Não precisa se preocupar, não terei a cara de pau de completar a música. Pela fama de uma certa “zica” que a canção carrega e pelo momento horrível que vive o Cruzeiro no Campeonato Brasileiro. Apenas acho importante pontuar que este regresso à principal competição Continental não pode ser tratado como um problema. Jogar a Libertadores é uma dádiva, um privilégio que sonhamos muito nos últimos anos. E que todos merecíamos aproveitar melhor.
Sair da zona de rebaixamento é o objetivo principal no momento, ninguém discorda disso. Mas nesta terça-feira, em Guayaquil, o Cruzeiro joga é pela Libertadores. E não faz nenhum sentido desvalorizar um torneio que pode ser a nossa tábua de salvação em 2026. Não apenas pelo improvável e tão desejado troféu, mas por ser a melhor forma de resgatar a confiança de elenco e torcida para os próximos obstáculos.
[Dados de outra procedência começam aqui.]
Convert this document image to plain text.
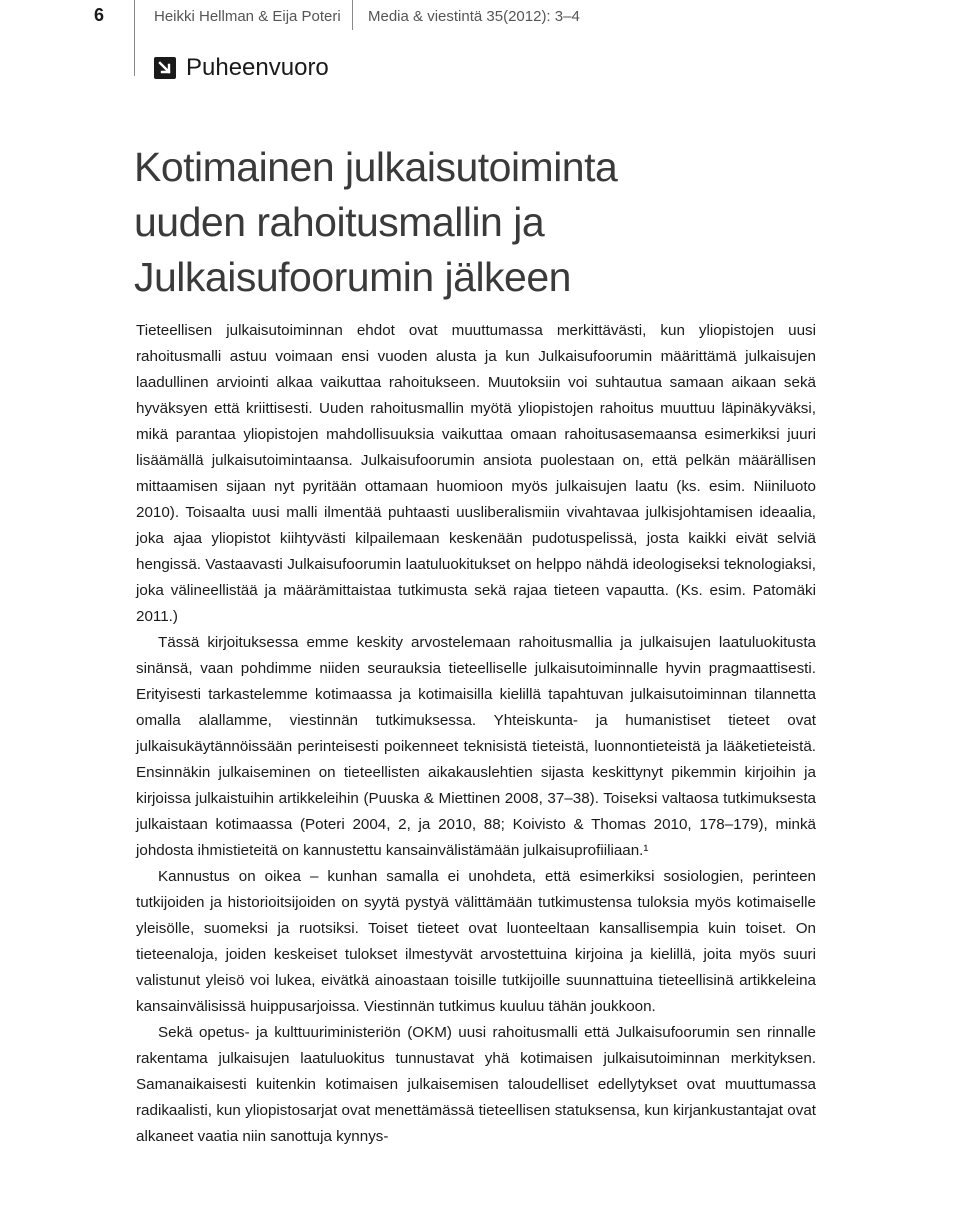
6	Heikki Hellman & Eija Poteri Media & viestintä 35(2012): 3–4
Puheenvuoro
Kotimainen julkaisutoiminta
uuden rahoitusmallin ja
Julkaisufoorumin jälkeen

Tieteellisen julkaisutoiminnan ehdot ovat muuttumassa merkittävästi, kun yliopistojen uusi rahoitusmalli astuu voimaan ensi vuoden alusta ja kun Julkaisufoorumin määrittämä julkaisujen laadullinen arviointi alkaa vaikuttaa rahoitukseen. Muutoksiin voi suhtautua samaan aikaan sekä hyväksyen että kriittisesti. Uuden rahoitusmallin myötä yliopistojen rahoitus muuttuu läpinäkyväksi, mikä parantaa yliopistojen mahdollisuuksia vaikuttaa omaan rahoitusasemaansa esimerkiksi juuri lisäämällä julkaisutoimintaansa. Julkaisufoorumin ansiota puolestaan on, että pelkän määrällisen mittaamisen sijaan nyt pyritään ottamaan huomioon myös julkaisujen laatu (ks. esim. Niiniluoto 2010). Toisaalta uusi malli ilmentää puhtaasti uusliberalismiin vivahtavaa julkisjohtamisen ideaalia, joka ajaa yliopistot kiihtyvästi kilpailemaan keskenään pudotuspelissä, josta kaikki eivät selviä hengissä. Vastaavasti Julkaisufoorumin laatuluokitukset on helppo nähdä ideologiseksi teknologiaksi, joka välineellistää ja määrämittaistaa tutkimusta sekä rajaa tieteen vapautta. (Ks. esim. Patomäki 2011.)

Tässä kirjoituksessa emme keskity arvostelemaan rahoitusmallia ja julkaisujen laatuluokitusta sinänsä, vaan pohdimme niiden seurauksia tieteelliselle julkaisutoiminnalle hyvin pragmaattisesti. Erityisesti tarkastelemme kotimaassa ja kotimaisilla kielillä tapahtuvan julkaisutoiminnan tilannetta omalla alallamme, viestinnän tutkimuksessa. Yhteiskunta- ja humanistiset tieteet ovat julkaisukäytännöissään perinteisesti poikenneet teknisistä tieteistä, luonnontieteistä ja lääketieteistä. Ensinnäkin julkaiseminen on tieteellisten aikakauslehtien sijasta keskittynyt pikemmin kirjoihin ja kirjoissa julkaistuihin artikkeleihin (Puuska & Miettinen 2008, 37–38). Toiseksi valtaosa tutkimuksesta julkaistaan kotimaassa (Poteri 2004, 2, ja 2010, 88; Koivisto & Thomas 2010, 178–179), minkä johdosta ihmistieteitä on kannustettu kansainvälistämään julkaisuprofiiliaan.¹

Kannustus on oikea – kunhan samalla ei unohdeta, että esimerkiksi sosiologien, perinteen tutkijoiden ja historioitsijoiden on syytä pystyä välittämään tutkimustensa tuloksia myös kotimaiselle yleisölle, suomeksi ja ruotsiksi. Toiset tieteet ovat luonteeltaan kansallisempia kuin toiset. On tieteenaloja, joiden keskeiset tulokset ilmestyvät arvostettuina kirjoina ja kielillä, joita myös suuri valistunut yleisö voi lukea, eivätkä ainoastaan toisille tutkijoille suunnattuina tieteellisinä artikkeleina kansainvälisissä huippusarjoissa. Viestinnän tutkimus kuuluu tähän joukkoon.

Sekä opetus- ja kulttuuriministeriön (OKM) uusi rahoitusmalli että Julkaisufoorumin sen rinnalle rakentama julkaisujen laatuluokitus tunnustavat yhä kotimaisen julkaisutoiminnan merkityksen. Samanaikaisesti kuitenkin kotimaisen julkaisemisen taloudelliset edellytykset ovat muuttumassa radikaalisti, kun yliopistosarjat ovat menettämässä tieteellisen statuksensa, kun kirjankustantajat ovat alkaneet vaatia niin sanottuja kynnys-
A lógica é simples, você estará mais confiante no Cruzeiro contra o Bragantino no domingo se ganhar, empatar ou perder para o Barcelona? Obviamente, vitória faz bom ambiente e o que precisamos no momento é de uma sequência delas. No entanto, uma de cada vez. Sem tempo para projeções otimistas nem lamentações sobre os erros do passado. É trabalhar, corrigir e aprender.
Artur Jorge acerta neste início de trabalho quando não usa desculpas fáceis, como o calendário. Ele sabia onde estava chegando e, ciente das dificuldades, topou o projeto. E tenho confiança que pode conduzir o Cruzeiro a uma recuperação verdadeira na temporada. Sua carreira mostra isso, condições de trabalho e estrutura ele tem.
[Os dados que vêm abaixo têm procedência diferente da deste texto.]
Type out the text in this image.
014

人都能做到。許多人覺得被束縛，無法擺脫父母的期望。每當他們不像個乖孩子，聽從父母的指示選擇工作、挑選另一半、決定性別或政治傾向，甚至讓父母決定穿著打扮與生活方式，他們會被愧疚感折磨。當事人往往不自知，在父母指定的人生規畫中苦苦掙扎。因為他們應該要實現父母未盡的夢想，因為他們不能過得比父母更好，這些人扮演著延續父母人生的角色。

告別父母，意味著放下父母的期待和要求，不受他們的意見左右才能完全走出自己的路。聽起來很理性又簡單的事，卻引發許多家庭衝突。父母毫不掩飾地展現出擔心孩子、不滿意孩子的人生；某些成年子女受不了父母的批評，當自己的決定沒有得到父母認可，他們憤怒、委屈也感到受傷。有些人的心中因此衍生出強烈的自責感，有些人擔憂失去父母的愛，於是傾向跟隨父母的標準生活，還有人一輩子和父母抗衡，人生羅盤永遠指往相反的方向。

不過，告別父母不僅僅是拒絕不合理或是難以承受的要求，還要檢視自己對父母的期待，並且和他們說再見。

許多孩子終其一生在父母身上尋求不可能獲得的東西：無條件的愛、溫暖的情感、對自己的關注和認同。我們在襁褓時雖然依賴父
Mas é necessário algum tempo para corrigir um planejamento que fracassou. As contratações foram mal feitas, ciclos não foram encerrados, a preparação física do time é um desastre… Mas é a realidade que vivemos. E todos os profissionais do clube são muito bem remunerados para achar as soluções que nos garantam resultados para sair deste buraco.
Este elenco contou com grande apoio da torcida por alcançar esta vaga na Libertadores, com o terceiro lugar no último Brasileirão. Foi o melhor momento de grande parte deles pelo clube. Neste ano conquistaram um título Mineiro que só entrou para a história pela briga entre as equipes no apito final. É importante que cada um deles tenha a humildade de assumir o quanto são pequenos dentro do que é o Cruzeiro. Só Romero e Lucas Silva tem história de fato no clube.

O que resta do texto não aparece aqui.